It’s awards season time, and there are many fine films you should definitely check out – like Parasite, Marriage Story, The Irishman and A Beautiful Day In The Neighborhood. If you run across any of the following titles in your Netflix queue or second run movie house, however, give them a miss. Here, in alphabetical order, are the year’s worst movies.
Anna
In which Luc Besson tries to jump-start his floundering career by remaking La Femme Nikita, and only reminds us that the Besson who made La Femme Nikita was a way better filmmaker. NW
Courtesy of VVS
You kinda had to be high to enjoy film flops like The Beach Bum.
The Beach Bum
Harmony Korine trolls his audience with a callous and nihilistic stoner film about a privileged, self-indulgent asshole who continually fails upward. It’s basically an allegory for Donald Trump – and perhaps the director himself. KR
Courtesy Twentieth Century Fox
Sophie Turner stars as Jean Grey in DARK PHOENIX.
Dark Phoenix
After two decades, the X-Men franchise goes out with a wheeze in this lazy, indifferently acted rehash of a plot line screenwriter-turned-director Simon Kinberg had previously botched in 2006’s The Last Stand. At least now no one will complain when Disney reboots the characters within the Marvel Cinematic Universe. NW
The Death And Life Of John F. Donovan
Xavier Dolan’s English-language debut about homophobia in Hollywood is full of ponderous speechifying, reactionary politics and cynical caricatures. Good thing he followed it up with one of his best films, Matthias & Maxime. KR
What’s the opposite of “Hakuna matata”? That’s how we felt watching the live action Lion King remake.

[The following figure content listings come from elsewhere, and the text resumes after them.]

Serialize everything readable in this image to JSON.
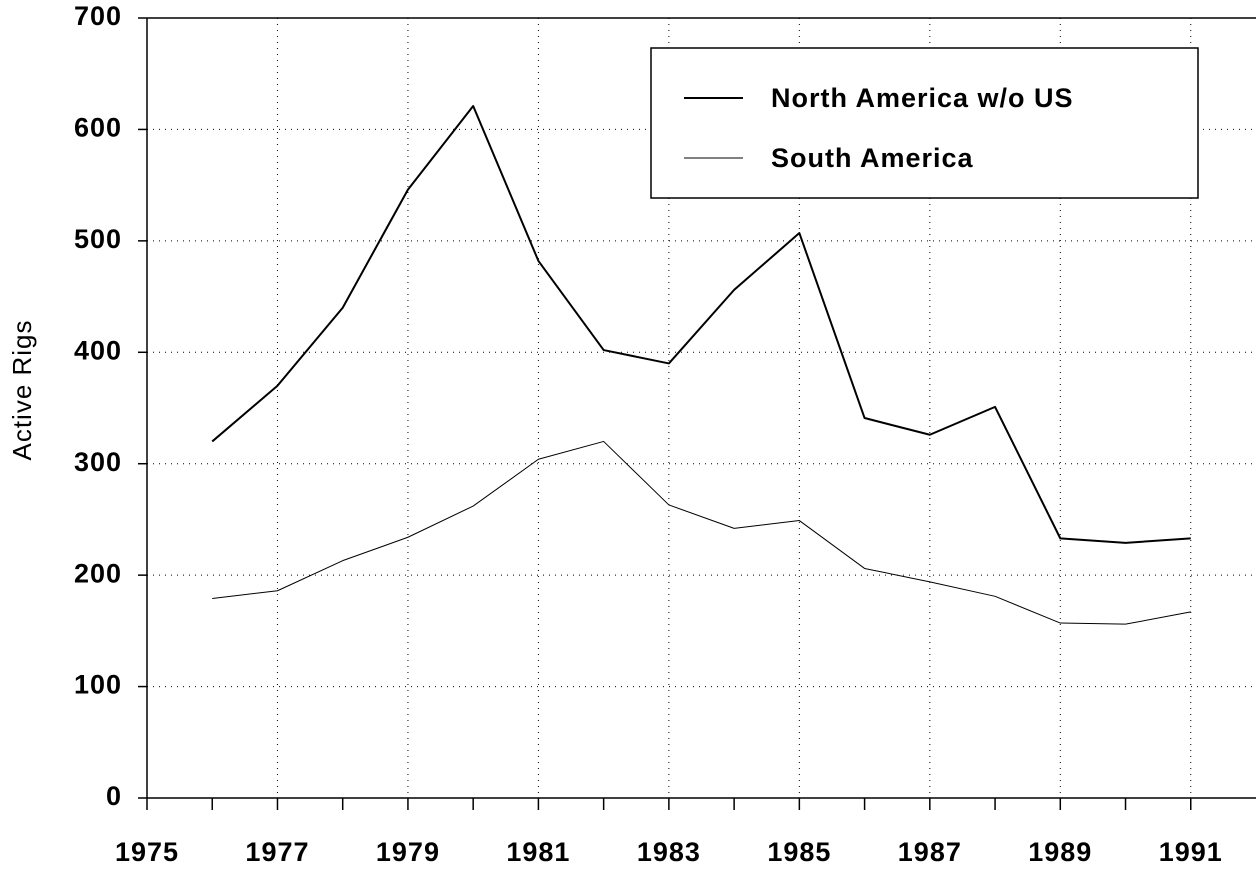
{
  "chart_data": {
    "type": "line",
    "ylabel": "Active Rigs",
    "x": [
      1976,
      1977,
      1978,
      1979,
      1980,
      1981,
      1982,
      1983,
      1984,
      1985,
      1986,
      1987,
      1988,
      1989,
      1990,
      1991
    ],
    "series": [
      {
        "name": "North America w/o US",
        "color": "#000000",
        "width": 2,
        "values": [
          320,
          370,
          440,
          546,
          621,
          482,
          402,
          390,
          456,
          507,
          341,
          326,
          351,
          233,
          229,
          233
        ]
      },
      {
        "name": "South America",
        "color": "#000000",
        "width": 1,
        "values": [
          179,
          186,
          213,
          234,
          262,
          304,
          320,
          263,
          242,
          249,
          206,
          194,
          181,
          157,
          156,
          167
        ]
      }
    ],
    "xlim": [
      1975,
      1992
    ],
    "xticks": [
      1975,
      1977,
      1979,
      1981,
      1983,
      1985,
      1987,
      1989,
      1991
    ],
    "xminorticks": [
      1976,
      1978,
      1980,
      1982,
      1984,
      1986,
      1988,
      1990
    ],
    "ylim": [
      0,
      700
    ],
    "yticks": [
      0,
      100,
      200,
      300,
      400,
      500,
      600,
      700
    ],
    "grid": true,
    "legend": "upper right"
  }
}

Disney remakes: Aladdin and The Lion King
Some people thought Dumbo was okay, but Guy Ritchie’s Aladdin and Jon Favreau’s computer-generated take on The Lion King added literally nothing to the beloved animated classics… except a combined $2.6 billion dollars in global revenue. People have to stop going to these movies, dammit. NW
The Dirt
We weren’t expecting an inoffensive biopic of 80s hard rockers Mötley Crüe, but Jeff Tremaine’s homage to dollar-store wigs is poorly cast, glosses over the music and treats its wealth of disturbing subject matter like a shallow joke. KR
Nicole Kidman and Ansel Elgort failed to take flight in The Goldfinch.
The Goldfinch
Yet another example of a good book that was lost in the translation to the big screen. Donna Tartt’s gorgeous, Pulitzer Prize-winning novel about grief, guilt and the redemptive power of art becomes an arid, lifeless, narratively confusing mess. GS
Serenity
I can’t imagine why talented actors like Matthew McConaughey and Anne Hathaway jumped on board this neo-noir thriller about a fishing-boat captain and a femme fatale. They’re on rough waters in a movie with a ridiculous twist that tries to out-Shyamalan Shyamalan. RS
Playing With Fire
This movie forced me to embrace how stupid my own kids can be. They laughed their asses off through the brain-dead lowbrow comedy where John Cena plays a firefighter struggling to babysit kids. RS
VVS Films
Sylvester Stallone pauses to calculate maximum damage in Rambo: Last Blood.
Rambo: Last Blood
How is it that Sylvester Stallone knows exactly how to reinterpret Rocky Balboa for the 21st century, but can’t think of anything to do with his other beloved franchise character? This one, which drops John Rambo into what’s basically a late-period Death Wish sequel, damn well better be the last. NW
6 Underground
Ryan Reynolds and his Deadpool writers wanted to make a fun, globe-trotting espionage picture with car chases and shootouts and stuff. Somehow Michael Bay got involved. Now it’s just noise on Netflix. NW
Claudette Barius / Netflix
Zawe Ashton (left) and Jake Gyllenhaal discover some bad outsider art in Velvet Buzzsaw.
Velvet Buzzsaw
As both a horror film and an art-world satire, Dan Gilroy’s Netflix movie totally misses the mark. It gives us cheap scares, stereotypical characters and, worst of all, bad art. KR
Worst Reboots: Charlie’s Angels and MIB: International
The men in Men In Black were thrown out to make way for Tessa Thompson (and Emma Thompson as her boss). The new Charlie’s Angels needled the patriarchy while parading female camaraderie that never felt earned. There was all this energy channelled into rebooting franchises with performative feminism, but not a single brain cell spent on making these movies any good.